Le tasse sono un problema globale, quindi io credo che sia fondamentale costruire una solidarietà transnazionale tra femministe su queste questioni. Mentre è vero che le multinazionali transnazionali riescono ad evitare di pagare la loro equa parte di tasse sia nel Nord che nel Sud del mondo, gli effetti sono più evidenti nei paesi del Sud del mondo, che hanno un maggiore bisogno di raccogliere risorse per fornire  servizi sanitari e scolastici e costruire infrastrutture sociali e fisiche. In Gran Bretagna, dove vivo, c’è stata una crescente preoccupazione da parte delle femministe sull’impatto delle misure di austerity sui diritti delle donne, ma penso che abbiamo bisogno di una maggiore consapevolezza sulla questione fiscale. Le femministe possono impegnarsi per questa causa prima di tutto informandosi sul perché questo problema sia di importanza critica, imparare qual è l’impatto dell’evasione fiscale nel mondo, richiamare alle proprie responsabilità le multinazionali e i governi riguardo alle loro pratiche e fare pressioni per una riforma politica.
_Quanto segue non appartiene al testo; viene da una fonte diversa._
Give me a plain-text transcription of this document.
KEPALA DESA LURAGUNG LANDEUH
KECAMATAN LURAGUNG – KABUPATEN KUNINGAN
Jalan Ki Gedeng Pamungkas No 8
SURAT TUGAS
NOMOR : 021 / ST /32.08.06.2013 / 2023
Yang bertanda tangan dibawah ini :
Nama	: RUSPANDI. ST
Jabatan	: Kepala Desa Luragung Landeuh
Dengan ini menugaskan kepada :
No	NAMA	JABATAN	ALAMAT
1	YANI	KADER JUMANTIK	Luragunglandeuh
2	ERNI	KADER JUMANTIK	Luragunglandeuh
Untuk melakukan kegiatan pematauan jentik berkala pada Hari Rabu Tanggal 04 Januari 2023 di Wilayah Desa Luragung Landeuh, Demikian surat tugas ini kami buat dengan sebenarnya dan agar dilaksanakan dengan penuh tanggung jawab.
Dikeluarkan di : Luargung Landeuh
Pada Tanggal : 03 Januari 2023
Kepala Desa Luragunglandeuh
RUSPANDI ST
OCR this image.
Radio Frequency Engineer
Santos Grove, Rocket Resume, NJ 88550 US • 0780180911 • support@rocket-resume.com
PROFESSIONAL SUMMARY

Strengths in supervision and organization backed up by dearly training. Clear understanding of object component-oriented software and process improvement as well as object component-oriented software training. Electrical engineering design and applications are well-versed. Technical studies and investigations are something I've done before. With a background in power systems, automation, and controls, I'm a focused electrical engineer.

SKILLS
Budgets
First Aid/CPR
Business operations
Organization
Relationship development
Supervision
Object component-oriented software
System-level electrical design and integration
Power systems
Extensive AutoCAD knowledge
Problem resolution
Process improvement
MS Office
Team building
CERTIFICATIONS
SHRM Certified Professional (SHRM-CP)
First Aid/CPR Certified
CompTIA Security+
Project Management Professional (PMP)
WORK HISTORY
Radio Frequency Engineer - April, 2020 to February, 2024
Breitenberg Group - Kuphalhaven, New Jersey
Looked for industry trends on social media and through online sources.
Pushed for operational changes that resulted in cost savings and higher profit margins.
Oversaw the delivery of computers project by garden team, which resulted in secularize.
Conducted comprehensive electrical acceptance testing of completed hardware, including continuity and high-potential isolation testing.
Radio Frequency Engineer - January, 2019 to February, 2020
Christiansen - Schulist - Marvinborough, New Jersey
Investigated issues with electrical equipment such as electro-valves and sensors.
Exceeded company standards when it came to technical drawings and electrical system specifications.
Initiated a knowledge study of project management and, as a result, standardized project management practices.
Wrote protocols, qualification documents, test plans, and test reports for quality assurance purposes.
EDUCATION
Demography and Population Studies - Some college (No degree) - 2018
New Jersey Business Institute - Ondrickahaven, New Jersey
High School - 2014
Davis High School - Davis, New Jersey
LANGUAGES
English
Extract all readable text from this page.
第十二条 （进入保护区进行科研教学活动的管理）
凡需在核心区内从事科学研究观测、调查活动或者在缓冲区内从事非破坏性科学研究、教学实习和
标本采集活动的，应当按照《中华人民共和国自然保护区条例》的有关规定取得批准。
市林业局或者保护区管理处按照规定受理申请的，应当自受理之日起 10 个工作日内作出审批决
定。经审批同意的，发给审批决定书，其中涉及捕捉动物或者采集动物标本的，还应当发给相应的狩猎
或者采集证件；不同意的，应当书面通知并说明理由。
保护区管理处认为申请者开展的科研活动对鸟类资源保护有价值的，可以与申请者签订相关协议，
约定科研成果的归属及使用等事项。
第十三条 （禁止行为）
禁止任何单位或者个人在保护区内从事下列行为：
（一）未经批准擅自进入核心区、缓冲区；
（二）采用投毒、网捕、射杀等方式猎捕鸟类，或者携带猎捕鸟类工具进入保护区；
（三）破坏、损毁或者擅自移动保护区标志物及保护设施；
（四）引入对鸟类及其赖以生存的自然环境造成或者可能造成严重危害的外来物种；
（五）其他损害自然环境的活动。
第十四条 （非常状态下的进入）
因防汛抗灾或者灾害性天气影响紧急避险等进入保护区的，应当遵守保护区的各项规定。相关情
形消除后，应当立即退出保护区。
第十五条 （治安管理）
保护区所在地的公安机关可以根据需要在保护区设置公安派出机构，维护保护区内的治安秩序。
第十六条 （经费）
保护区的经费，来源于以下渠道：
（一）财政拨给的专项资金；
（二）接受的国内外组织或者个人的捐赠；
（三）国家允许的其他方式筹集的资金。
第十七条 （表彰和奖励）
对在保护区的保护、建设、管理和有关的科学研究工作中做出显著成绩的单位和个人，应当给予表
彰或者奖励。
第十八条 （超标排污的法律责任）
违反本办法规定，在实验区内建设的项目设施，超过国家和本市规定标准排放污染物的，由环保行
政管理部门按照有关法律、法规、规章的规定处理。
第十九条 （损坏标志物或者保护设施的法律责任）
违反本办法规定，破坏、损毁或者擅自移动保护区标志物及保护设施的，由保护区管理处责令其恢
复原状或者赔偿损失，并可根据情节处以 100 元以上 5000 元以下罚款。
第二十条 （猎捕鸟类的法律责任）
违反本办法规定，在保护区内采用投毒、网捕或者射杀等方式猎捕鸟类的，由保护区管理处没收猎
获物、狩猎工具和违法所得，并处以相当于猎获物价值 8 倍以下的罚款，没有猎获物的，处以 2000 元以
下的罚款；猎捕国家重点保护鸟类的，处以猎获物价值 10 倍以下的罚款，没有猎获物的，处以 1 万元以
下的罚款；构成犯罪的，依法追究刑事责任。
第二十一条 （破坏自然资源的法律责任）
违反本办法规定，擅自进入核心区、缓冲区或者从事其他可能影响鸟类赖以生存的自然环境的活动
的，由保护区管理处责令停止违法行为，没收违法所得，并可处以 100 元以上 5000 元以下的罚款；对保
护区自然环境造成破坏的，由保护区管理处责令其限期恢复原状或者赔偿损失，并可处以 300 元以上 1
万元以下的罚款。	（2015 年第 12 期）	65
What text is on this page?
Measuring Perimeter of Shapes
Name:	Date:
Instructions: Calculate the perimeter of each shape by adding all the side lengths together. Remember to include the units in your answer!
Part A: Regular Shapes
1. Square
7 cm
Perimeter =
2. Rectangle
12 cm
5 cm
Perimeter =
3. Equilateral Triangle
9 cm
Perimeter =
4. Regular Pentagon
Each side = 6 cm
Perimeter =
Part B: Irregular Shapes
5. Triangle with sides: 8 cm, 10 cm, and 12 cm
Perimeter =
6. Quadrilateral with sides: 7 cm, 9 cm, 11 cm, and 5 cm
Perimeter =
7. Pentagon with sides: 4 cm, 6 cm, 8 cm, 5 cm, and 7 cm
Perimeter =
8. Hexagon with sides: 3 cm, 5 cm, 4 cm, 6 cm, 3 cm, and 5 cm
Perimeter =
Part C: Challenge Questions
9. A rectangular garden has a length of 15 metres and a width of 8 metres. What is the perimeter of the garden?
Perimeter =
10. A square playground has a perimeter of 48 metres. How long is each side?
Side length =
C’è un grande bisogno di demistificare la questione fiscale. Non è qualcosa di cui solo gli esperti possono parlare, è importante per tutti/e noi, e quindi dobbiamo capirla e affrontarla.

Da quello che ci stai dicendo, la giustizia fiscale sembra essere connessa a letteralmente tutte  le istanze di giustizia sociale, dall’uguaglianza di genere allo sviluppo, alla salute, all’istruzione. Questo suggerisce che ogni volta che parliamo di empowerment femminile, salute, ed istruzione in Africa, non possiamo lasciare le tasse fuori dall’equazione. E’ corretto?

E’ proprio così. Io penso davvero che come femministe dobbiamo passare più tempo a chiederci se la politica economica stia funzionando per i diritti delle donne e in modo più ampio per i diritti umani. La politica fiscale è davvero un pezzo fondamentale di questo rompicapo. Riguarda chi ha potere e chi non lo ha, chi ci perde e chi ci guadagna. Esistono molti studi e attivismo su questi temi da parte delle economiste femministe ma c’è bisogno di demistificare queste questioni e accertarci di parlarne con cognizione di causa. L’uguaglianza di genere alla fine non sarà realizzata gratis, e lo stesso vale per la salute, l’istruzione, la prevenzione della violenza e la redistribuzione della responsabilità per il lavoro di cura non pagato – tutti passi necessari per trasformare la condizione delle donne.